O moście na Łęgu i drodze dojazdowej do niego pisaliśmy kilkukrotnie, ta inwestycja była też krytykowana przez ogólnopolskie media. Chodzi o zaniżoną drogę dojazdową do mostu od strony Orlisk, która wybudowana została na terenie zalewowym (w międzywalu). Gdy poziom wody w Łęgu jest wysoki i wylewa się ona z koryta, zostaje zalane międzywale a tym samym i oddana do użytku w czerwcu ubiegłego roku asfaltowa droga.

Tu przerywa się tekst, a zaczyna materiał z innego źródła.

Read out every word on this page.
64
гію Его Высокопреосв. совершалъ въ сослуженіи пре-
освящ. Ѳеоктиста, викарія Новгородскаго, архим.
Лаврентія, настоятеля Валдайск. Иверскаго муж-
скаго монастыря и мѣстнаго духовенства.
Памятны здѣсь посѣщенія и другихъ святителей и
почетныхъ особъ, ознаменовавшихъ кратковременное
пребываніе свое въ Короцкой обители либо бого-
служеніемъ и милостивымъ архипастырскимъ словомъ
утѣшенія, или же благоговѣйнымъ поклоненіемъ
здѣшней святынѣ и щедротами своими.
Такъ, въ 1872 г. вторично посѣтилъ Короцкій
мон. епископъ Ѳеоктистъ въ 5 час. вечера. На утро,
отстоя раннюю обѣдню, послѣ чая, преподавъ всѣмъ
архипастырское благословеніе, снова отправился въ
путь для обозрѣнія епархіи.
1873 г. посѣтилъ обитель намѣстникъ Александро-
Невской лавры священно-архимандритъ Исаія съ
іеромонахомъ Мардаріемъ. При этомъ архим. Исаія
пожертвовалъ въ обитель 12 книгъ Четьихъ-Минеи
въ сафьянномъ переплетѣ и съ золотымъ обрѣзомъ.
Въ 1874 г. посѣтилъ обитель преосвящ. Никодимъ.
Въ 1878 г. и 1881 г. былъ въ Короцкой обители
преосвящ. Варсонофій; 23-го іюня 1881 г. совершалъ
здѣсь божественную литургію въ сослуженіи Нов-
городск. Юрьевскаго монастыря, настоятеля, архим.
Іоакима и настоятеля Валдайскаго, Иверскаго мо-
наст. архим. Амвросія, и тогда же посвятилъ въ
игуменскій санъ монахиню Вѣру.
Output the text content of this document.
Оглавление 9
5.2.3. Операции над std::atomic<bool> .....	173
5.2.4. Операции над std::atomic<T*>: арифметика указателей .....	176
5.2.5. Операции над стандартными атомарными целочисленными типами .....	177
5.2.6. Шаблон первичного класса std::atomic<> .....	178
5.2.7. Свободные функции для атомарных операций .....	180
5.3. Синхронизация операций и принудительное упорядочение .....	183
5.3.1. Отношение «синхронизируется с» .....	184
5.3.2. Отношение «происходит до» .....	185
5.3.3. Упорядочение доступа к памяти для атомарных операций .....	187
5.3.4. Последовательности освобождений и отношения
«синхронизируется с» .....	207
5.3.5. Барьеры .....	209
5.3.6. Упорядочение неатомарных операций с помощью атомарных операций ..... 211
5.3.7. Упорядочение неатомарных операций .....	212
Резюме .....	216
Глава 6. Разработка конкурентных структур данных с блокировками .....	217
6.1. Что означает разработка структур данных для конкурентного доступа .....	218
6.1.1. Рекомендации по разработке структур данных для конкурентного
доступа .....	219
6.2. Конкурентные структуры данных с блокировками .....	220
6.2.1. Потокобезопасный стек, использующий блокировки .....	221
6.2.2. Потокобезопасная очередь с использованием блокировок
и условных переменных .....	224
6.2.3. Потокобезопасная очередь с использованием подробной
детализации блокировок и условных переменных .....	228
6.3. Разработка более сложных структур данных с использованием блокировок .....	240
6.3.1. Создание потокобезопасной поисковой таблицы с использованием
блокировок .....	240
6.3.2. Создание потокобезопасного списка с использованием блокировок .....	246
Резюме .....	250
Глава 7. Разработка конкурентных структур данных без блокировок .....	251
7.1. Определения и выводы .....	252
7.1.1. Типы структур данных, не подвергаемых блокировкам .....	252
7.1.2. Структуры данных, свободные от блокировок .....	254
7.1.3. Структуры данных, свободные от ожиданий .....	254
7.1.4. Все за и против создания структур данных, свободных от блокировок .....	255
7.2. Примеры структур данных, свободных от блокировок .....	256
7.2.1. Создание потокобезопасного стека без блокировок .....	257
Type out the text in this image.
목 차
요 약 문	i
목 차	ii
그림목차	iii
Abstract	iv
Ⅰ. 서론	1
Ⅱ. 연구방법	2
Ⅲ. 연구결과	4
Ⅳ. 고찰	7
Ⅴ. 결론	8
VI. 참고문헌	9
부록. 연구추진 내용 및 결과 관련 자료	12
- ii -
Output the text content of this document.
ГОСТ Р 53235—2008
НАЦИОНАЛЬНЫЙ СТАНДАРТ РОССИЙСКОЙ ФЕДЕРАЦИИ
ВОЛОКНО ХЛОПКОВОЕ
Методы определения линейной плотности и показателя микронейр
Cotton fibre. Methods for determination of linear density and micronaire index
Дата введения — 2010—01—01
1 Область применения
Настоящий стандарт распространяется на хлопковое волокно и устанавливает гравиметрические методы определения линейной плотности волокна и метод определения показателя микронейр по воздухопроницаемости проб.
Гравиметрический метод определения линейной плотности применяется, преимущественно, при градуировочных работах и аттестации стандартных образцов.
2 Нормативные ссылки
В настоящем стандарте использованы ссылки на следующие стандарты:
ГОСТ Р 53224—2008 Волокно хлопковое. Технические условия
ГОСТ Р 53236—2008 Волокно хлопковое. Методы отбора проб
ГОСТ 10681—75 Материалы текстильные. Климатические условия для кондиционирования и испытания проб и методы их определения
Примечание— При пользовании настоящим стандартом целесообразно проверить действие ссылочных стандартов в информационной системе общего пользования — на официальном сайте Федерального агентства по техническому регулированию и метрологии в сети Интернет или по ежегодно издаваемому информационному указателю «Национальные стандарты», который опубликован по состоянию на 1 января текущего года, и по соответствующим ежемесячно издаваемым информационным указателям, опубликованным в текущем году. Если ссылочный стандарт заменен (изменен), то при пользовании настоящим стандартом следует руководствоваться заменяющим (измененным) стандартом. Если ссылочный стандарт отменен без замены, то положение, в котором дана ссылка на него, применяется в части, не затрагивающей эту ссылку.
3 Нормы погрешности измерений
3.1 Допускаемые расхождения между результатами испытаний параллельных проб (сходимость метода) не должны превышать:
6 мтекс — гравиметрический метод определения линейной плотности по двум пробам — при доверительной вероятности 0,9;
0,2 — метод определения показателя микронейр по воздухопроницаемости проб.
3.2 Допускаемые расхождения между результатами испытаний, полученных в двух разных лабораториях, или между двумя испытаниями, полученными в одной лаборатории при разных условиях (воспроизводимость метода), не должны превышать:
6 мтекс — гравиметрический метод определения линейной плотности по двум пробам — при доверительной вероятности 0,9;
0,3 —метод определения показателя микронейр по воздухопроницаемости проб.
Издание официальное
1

Co istotne, od strony Gorzyc droga biegnąca przez międzywale jest wyżej, gdyż wkopano betonowe przepusty. Od strony Orlisk przepustów nie ma. Jak wstępnie wyliczono podniesienie tego odcinka drogi o metr i zamontowanie pod nią dwóch przepustów, które w czasie podwyższonego stanu wody ułatwiłyby przepływ wody pod drogą, to wydatek 150 tysięcy złotych.

Póki co droga jest jaka jest i aktualnie przejechać po niej można jedynie samochodem terenowym wykorzystywanym w rajdach off-road lub przejść pieszo, brodząc po pas w wodzie. Tak jest od piątku i nie wiadomo, jak długo potrwa. Ludzie korzystający z tego mostu dojeżdżając do szkół i pracy mają nadzieję, że woda w Łęgu szybko opadnie. Choćby na tyle, by można było przejść po nowej drodze w kaloszach.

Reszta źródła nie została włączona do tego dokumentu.